Alasan KPK Tak Temukan Harun Masiku: Dia Tak Main Medsos Dan HP
Nasional
OTT KPK Komisioner KPU

Komisi Pemberantasan Korupsi (KPK) kembali memberikan alasan terbaru terkait tidak kunjung ketemunya tersangka kasus korupsi PAW anggota DPR, Harun Masiku.

WowKeren - Polemik tentang keberadaan Politikus PDIP Harun Masiku hingga kini masih menjadi tanda tanya. Keberadaannya yang belum juga ditemukan bahkan sempat membuat LSM MAKI menggelar sayembara dan menjanjikan akan memberi iphone 11 bagi penemu Harun Masiku.

Meski sudah digelar sayembara, namun tetap saja belum ada informasi terkait keberadaan Harun Masiku. Padahal, ia sudah lebih dari satu bulan dinyatakan masuk dalam daftar orang hilang (DPO) atau buronan. Komisi Pemberantasan Korupsi (KPK) lantas kembali angkat berbicara mengenai alasan pihaknya yang tak kunjung temukan Harun.


Pelaksana Tugas Juru Bicara Penindakan KPK, Ali Fikri mengatakan alasan pihaknya sulit menemukan Harun lantaran yang bersangkutan tidak menggunakan telepon seluler ataupun media sosial. Hal ini membuat keberadaannya menjadi sulit terlacak oleh pihak kepolisian.

"Jika seseorang menggunakan hp (handphone) itu sangat mudah sekali," kata Ali kepada wartawan di Kantornya, Jakarta pada Rabu (19/2). "Atau menggunakan media sosial aktif mudah sekali. Faktanya kan tidak seperti itu."

Ali juga membantah jika KPK tidak serius dalam melakukan pencarian terhadap buronan kasus korupsi tersebut. Sebelumnya, ICW kembali melayangkan kritik mereka terhadap KPK yang dinilai tidak berkomitmen dalam menemukan Politikus PDIP tersebut. Bahkan, ICW menyebut pimpinan KPK sebagai sumbatan yang menghambat proses pencarian.

Sementara itu, Ali menegaskan KPK memiliki tanggung jawab yang besar untuk menyelesaikan berkas perkara Politikus PDIP tersbeut sebelum dilimpahkan ke pengadilan. "Pun kalau tidak ditemukan, itu akan jadi tanggung jawab karena untuk menyelesaikan berkas perkara dan disidangkan, ya, harus ditemukan," terang Ali.

Ali juga menyatakan jika KPK membuka pintu terhadap segala informasi dari masyarakat mengenai keberadaan Harun.
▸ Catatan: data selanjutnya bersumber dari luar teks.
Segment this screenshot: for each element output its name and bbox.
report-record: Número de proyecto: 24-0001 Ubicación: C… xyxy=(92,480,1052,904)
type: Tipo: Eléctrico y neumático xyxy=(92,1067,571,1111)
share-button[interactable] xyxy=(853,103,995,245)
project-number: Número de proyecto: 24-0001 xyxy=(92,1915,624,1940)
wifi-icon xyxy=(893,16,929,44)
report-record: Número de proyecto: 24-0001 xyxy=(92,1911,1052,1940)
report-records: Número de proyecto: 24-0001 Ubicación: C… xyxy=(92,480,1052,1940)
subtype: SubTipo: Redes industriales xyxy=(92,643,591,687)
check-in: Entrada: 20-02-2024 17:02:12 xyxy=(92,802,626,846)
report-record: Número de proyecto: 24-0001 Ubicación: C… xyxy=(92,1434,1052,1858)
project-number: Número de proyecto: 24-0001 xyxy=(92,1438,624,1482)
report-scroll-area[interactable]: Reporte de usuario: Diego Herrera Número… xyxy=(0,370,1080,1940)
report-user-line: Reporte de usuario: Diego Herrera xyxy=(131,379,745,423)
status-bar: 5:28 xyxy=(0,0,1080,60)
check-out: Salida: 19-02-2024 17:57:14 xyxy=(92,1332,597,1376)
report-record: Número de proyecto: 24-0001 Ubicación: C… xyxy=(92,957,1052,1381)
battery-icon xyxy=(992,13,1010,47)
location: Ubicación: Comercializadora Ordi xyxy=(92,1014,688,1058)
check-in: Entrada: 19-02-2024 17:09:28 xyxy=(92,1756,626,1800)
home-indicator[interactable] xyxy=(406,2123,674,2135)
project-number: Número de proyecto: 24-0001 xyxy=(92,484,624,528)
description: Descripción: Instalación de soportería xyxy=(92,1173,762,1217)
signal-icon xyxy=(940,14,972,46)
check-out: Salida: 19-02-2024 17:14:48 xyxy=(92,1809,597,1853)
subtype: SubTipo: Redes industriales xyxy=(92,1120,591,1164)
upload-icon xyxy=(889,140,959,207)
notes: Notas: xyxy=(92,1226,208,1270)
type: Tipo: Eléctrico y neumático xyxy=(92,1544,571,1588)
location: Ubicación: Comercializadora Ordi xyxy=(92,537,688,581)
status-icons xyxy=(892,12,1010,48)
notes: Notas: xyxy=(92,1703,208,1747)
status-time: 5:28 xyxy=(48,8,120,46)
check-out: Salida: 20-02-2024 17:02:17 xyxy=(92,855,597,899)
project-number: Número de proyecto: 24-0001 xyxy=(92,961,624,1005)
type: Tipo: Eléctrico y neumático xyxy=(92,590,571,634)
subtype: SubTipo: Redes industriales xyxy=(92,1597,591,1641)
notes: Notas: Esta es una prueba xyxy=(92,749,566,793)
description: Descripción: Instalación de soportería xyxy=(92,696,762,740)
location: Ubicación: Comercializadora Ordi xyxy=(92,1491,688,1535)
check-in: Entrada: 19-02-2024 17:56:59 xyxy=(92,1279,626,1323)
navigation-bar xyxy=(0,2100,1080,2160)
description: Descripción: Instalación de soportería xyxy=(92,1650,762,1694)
Menurutnya, setiap informasi mengenai keberadaan Harun Masiku akan segera ditindaklanjuti oleh penyidik KPK.

Seperti yang diketahui, Harun Masiku sendiri merupakan salah satu dari empat tersangka yang ditetapkan oleh Komisi Pemberantasan Korupsi (KPK) dalam kasus dugaan korupsi penetapan pergantian antar waktu (PAW) anggota DPR 2019-2024. Ketiga tersangka lainnya adalah Komisoner Komisi Pemilihan Umum (KPU) Wahyu Setiawan, Mantan Anggota Bawaslu Agustiani Tio Fridelin, dan Saeful.